A velocidade de mudanças comportamentais que o Ocidente experimentou no curto período de 1960-1970 impressiona. Vivemos hoje um eterno 1968, ainda presos à agenda política ditada pelos estudantes incendiadores da Sorbonne que sonhavam em “um outro mundo possível”. Ironicamente, os grupos sociais que hoje controlam o establishment político, midiático e acadêmico dos países ocidentais pertencem àquela mesma geração revolucionária e rebelde que contestava este mesmo establishment sob os slogans “Seja um marginal, seja um herói” e “É proibido proibir”.

O niilismo comportamental e o escárnio dos valores burgueses tradicionais se tornou regra mainstream.  E em nenhum país este niilismo deixou marcas tão profundas quanto na atual Suécia progressista, desumanizada por um estado igualitarista e politicamente correto. De uma sociedade atomizada dos homens-massa, esvaziada das raízes espirituais cristãs protestantes que a levantaram como uma das nações mais desenvolvidas do mundo na economia, educação e pesquisa científica.

Retomemos ao filme.  Cenas de um Casamento narra, de maneira dramática, a vida de um casal de classe média na Suécia dos anos 70. Ambos são admirados como um modelo de casamento bem sucedido e feliz, sendo alvo de diversas entrevistas de TV e manchetes de jornais. Orgulhosos de si e de suas vidas estáveis “ridiculamente burguesas”, a vida do casal é bruscamente posta abaixo, quando o marido Johan, em sua meia-idade dos 45 anos, decide romper francamente com a esposa Marianne (estrelada pela atriz Liv Ullmann), vender seus bens e abandonar a casa e filhos por uma jovem amante de 23 anos.

O tema do adultério, um tema por si corriqueiro e banal, mas não menos universal, ganha profundidade em sua riqueza dos diálogos pela maestria do cinema existencialista de Bergman, diretor de filmes como o Sétimo Selo e Morangos Silvestres.  A esposa Marianne é a personagem-chave do filme. De uma tímida e dedicada esposa, que cumpre papeis tradicionais domésticos na casa (embora seja uma advogada bem sucedida) e exerce uma vida inteiramente voltada em sacrifício do marido, Marianne sofre inicialmente com a separação e o fracasso do casamento. Contudo, gradualmente passa a superar os velhos tabus e preconceitos sexuais e sociais de gênero que lhe foram incutidos pela família (via terapias de psicanálise), até transformar-se na mulher sueca independente dos dias atuais, altamente individualizada, e empoderada sexualmente, avessa e cínica a relacionamentos monogâmicos estáveis. A trama reflete a mudança de padrões e valores vigentes na cultura ocidental do período, no esteio da revolução sexual dos anos 60 e 70 e do fortalecimento de bandeiras feministas.

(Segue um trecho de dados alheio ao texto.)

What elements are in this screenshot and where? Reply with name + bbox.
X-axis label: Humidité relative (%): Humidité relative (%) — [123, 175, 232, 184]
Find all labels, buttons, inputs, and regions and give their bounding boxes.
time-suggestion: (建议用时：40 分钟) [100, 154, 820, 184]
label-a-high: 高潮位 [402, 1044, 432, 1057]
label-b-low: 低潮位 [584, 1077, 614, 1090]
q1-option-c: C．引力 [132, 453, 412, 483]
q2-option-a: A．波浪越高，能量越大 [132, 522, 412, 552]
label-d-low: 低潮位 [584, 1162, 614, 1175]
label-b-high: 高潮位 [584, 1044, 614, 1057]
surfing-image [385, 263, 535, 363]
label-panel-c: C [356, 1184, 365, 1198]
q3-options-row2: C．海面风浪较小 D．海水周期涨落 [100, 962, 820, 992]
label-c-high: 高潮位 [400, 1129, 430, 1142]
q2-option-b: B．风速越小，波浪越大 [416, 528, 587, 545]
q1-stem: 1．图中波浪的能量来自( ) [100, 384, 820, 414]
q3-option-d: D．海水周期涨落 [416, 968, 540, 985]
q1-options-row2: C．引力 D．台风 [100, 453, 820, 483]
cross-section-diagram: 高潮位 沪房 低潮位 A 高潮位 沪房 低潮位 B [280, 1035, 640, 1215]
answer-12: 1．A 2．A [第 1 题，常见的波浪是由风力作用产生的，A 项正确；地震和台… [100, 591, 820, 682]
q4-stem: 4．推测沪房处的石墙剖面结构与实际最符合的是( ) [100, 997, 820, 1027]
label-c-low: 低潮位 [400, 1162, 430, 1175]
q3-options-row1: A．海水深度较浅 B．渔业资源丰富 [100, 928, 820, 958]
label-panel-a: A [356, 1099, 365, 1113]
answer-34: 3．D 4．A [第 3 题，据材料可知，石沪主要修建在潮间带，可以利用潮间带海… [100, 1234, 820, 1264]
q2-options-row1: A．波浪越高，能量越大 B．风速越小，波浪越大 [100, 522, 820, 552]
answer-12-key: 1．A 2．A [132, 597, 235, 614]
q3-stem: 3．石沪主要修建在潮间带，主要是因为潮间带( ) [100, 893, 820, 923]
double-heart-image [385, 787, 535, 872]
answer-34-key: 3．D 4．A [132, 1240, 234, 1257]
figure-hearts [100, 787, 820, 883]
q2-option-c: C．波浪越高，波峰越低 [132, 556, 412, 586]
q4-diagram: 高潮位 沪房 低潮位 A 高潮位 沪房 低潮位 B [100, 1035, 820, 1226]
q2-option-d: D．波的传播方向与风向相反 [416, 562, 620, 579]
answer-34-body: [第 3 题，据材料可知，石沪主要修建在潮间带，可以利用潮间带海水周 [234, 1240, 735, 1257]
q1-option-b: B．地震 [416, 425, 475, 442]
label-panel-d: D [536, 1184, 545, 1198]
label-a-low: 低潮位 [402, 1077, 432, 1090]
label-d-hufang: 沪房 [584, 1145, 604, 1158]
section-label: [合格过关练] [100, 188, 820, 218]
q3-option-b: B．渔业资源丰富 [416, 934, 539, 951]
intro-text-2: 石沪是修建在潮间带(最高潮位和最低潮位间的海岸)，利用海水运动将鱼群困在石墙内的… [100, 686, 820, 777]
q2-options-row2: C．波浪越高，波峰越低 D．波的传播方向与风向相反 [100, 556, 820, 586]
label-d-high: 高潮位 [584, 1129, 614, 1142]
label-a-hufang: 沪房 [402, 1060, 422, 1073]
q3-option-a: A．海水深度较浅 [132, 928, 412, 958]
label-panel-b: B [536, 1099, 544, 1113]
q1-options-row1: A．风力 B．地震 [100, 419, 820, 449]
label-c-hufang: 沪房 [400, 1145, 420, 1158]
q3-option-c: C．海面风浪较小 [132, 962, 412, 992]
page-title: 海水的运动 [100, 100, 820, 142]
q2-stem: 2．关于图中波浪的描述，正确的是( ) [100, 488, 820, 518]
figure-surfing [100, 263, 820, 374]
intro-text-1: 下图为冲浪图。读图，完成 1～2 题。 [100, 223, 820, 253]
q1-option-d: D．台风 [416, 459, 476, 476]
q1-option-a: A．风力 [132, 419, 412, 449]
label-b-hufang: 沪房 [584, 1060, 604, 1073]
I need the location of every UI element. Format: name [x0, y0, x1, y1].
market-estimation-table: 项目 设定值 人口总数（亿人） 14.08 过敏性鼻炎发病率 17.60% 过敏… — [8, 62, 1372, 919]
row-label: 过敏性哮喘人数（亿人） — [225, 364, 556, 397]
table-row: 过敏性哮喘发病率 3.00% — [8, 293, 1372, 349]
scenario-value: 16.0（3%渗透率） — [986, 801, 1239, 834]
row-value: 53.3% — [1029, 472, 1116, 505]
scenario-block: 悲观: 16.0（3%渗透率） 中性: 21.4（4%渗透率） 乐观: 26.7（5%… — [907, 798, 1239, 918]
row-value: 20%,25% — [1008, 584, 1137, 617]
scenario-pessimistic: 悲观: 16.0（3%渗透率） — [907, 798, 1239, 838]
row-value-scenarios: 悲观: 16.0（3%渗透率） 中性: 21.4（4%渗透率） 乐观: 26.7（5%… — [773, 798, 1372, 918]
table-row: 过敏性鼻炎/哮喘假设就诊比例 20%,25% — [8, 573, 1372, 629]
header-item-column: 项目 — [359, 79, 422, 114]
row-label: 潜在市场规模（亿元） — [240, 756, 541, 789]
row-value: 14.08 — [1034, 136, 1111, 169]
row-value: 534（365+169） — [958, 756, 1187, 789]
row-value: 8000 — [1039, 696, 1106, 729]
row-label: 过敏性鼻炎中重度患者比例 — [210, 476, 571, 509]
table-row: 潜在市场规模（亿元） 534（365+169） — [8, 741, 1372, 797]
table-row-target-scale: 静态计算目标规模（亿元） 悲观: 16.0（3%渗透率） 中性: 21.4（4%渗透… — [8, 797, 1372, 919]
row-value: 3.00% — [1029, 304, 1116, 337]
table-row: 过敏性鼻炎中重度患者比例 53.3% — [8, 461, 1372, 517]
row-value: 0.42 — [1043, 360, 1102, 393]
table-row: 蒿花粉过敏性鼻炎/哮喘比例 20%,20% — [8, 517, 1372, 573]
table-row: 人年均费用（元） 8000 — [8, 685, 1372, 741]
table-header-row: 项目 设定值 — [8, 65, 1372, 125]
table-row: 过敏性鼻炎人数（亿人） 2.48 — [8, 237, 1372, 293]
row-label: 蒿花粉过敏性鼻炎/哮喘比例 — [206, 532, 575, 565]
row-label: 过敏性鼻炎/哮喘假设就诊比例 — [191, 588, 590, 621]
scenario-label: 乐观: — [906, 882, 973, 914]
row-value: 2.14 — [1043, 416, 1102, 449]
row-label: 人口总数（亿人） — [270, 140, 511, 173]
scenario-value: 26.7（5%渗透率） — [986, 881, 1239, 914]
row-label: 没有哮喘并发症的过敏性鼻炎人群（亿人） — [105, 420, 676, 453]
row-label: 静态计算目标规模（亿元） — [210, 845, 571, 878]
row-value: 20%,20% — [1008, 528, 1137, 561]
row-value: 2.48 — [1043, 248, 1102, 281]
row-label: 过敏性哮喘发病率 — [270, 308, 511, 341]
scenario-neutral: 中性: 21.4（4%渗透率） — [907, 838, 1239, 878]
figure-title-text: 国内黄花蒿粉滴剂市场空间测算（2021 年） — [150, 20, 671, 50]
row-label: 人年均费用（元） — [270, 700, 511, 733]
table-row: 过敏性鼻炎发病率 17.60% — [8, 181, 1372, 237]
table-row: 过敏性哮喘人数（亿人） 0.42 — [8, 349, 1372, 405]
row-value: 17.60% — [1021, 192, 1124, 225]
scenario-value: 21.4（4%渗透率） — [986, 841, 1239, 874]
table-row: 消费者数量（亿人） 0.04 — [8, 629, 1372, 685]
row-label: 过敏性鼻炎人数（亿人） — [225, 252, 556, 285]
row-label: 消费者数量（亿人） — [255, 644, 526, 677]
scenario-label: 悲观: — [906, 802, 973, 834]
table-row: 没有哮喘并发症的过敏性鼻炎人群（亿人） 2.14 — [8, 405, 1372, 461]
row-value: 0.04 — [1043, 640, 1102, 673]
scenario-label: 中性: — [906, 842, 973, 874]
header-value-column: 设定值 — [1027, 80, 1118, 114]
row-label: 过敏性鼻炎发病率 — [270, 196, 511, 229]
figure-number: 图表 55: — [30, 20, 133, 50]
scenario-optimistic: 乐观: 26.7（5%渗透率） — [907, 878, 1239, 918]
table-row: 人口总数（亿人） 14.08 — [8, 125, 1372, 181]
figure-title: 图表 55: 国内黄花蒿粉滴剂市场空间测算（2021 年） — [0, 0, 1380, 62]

O filme teria ocasionado uma onda de divórcios na Suécia assim que foi lançado, em 1973, o que na época ainda era uma novidade. De lá para cá esta flexibilização dos costumes só aumentaria. Não podemos deixar de notar reflexos desta cultura anti-família que se apoderou na Europa ocidental, que alcança o seu cume com o declínio vegetativo da população, e à necessidade de importação em massa de imigrantes .

O sueco do século XX e XXI vive sob angústia e esvaziado de sentido e significados. E o tema da angústia e do vazio niilista existencial, um tema kierkgaardiano recorrente em todo o cinema de Bergman, pontua os diálogos do casal.  Uma das cenas emblemáticas é o marido, ao confessar sobre suas reais motivações sobre o divórcio, responde sinceramente que não sabe. Por ainda não saber quem é. Trata-se aqui de um niilista, em plena crise de meia-idade, que perdeu qualquer sentido sobre o que significa as responsabilidades de uma vida adulta, destruído financeiramente e manipulado emocionalmente pela amante. O marido, entregue às vicissitudes de seus impulsos e desejos físicos, culpa a esposa pelo casamento fracassado por não lhe satisfazer sexualmente como devia. E ainda, a conclusão final: “Somos analfabetos emocionais. Aprendemos Anatomia, métodos de cultivo na África, sabemos fórmulas matemáticas de cor e salteado, mas nunca nos ensinaram nada sobre nossas almas. Somos extremamente ignorantes sobre o que move as pessoas”. Brilhante descrição do estado de vazio e desespero espiritual no país de Greta Thunberg.

Tiago Barreira

 

As opiniões expressas neste artigo são de responsabilidade exclusiva do autor, não refletindo necessariamente a opinião institucional do Ágora Perene.